James Ekeh

and 1 more

Urban flooding is caused due to poor drainage design, extreme weather, and excessive rain. Such flooding severely affects the road infrastructure. While there are a number of hydrologic software (e.g., TR-55, HydroCAD, TR-20, HEC-RAS, StreamStats, L-THIA, SWMM, WMOST, MAST, HY-8) available to examine extent of urban flooding, the softwares primarily require walking through a series of manual steps and address each study area individually preventing a collective view of an urban area in an efficient manner for hydrologic analysis. Furthermore, the softwares have no ability to recommend optimal culver pipe sizes to minimize flooding. In this paper, we develop a non-linear optimization formulation to minimize urban flooding using underdrain pipe size as a decision variable. We propose a solution algorithm in an integrated GIS and Python environment.
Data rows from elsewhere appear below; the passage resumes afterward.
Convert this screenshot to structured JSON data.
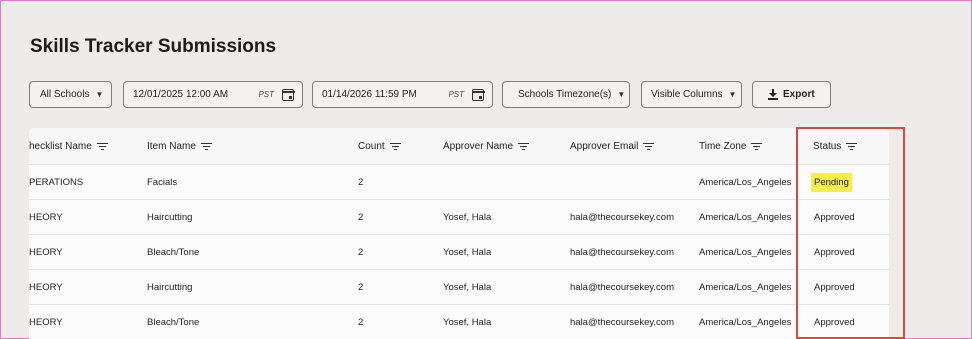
{
  "page": {
    "title": "Skills Tracker Submissions"
  },
  "filters": {
    "schools": {
      "label": "All Schools"
    },
    "start_date": {
      "value": "12/01/2025 12:00 AM",
      "tz": "PST"
    },
    "end_date": {
      "value": "01/14/2026 11:59 PM",
      "tz": "PST"
    },
    "timezone": {
      "label": "Schools Timezone(s)"
    },
    "columns": {
      "label": "Visible Columns"
    },
    "export": {
      "label": "Export"
    }
  },
  "table": {
    "columns": [
      "hecklist Name",
      "Item Name",
      "Count",
      "Approver Name",
      "Approver Email",
      "Time Zone",
      "Status"
    ],
    "rows": [
      {
        "checklist": "PERATIONS",
        "item": "Facials",
        "count": "2",
        "approver": "",
        "email": "",
        "tz": "America/Los_Angeles",
        "status": "Pending"
      },
      {
        "checklist": "HEORY",
        "item": "Haircutting",
        "count": "2",
        "approver": "Yosef, Hala",
        "email": "hala@thecoursekey.com",
        "tz": "America/Los_Angeles",
        "status": "Approved"
      },
      {
        "checklist": "HEORY",
        "item": "Bleach/Tone",
        "count": "2",
        "approver": "Yosef, Hala",
        "email": "hala@thecoursekey.com",
        "tz": "America/Los_Angeles",
        "status": "Approved"
      },
      {
        "checklist": "HEORY",
        "item": "Haircutting",
        "count": "2",
        "approver": "Yosef, Hala",
        "email": "hala@thecoursekey.com",
        "tz": "America/Los_Angeles",
        "status": "Approved"
      },
      {
        "checklist": "HEORY",
        "item": "Bleach/Tone",
        "count": "2",
        "approver": "Yosef, Hala",
        "email": "hala@thecoursekey.com",
        "tz": "America/Los_Angeles",
        "status": "Approved"
      }
    ]
  },
  "colors": {
    "pending_highlight": "#f3ef45",
    "annotation_box": "#d9483d"
  }
}
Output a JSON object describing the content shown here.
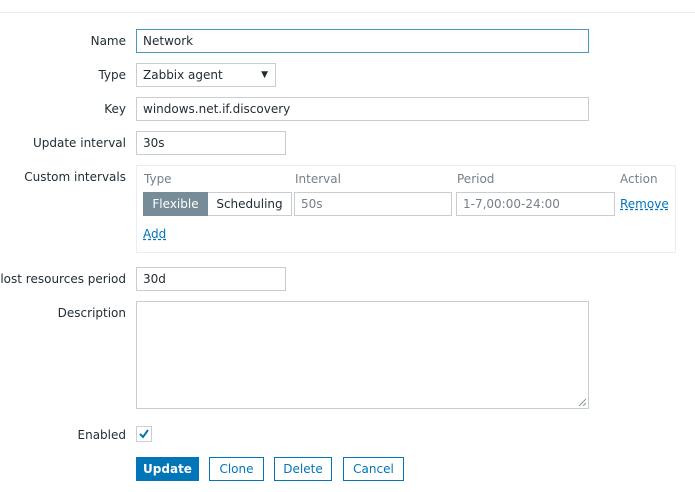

Monte Carlo Simulation is used to simulate rainfall intensity by using empirical data on extreme weather from the National Oceanic and Atmospheric Administration. An example using the storm-drain system for the Baltimore County is performed. The results show that the model is effective in identifying storm-drain deficiencies and correcting them by choosing appropriate storm-drain inlet types to minimize flooding. The proposed method eliminates the need to examine each study area manually using existing hydrologic tools. Future works may include expanding the methodology for large datasets. They may also include a more sophisticated modeling approach for estimating rainfall intensity based on extreme weather patterns.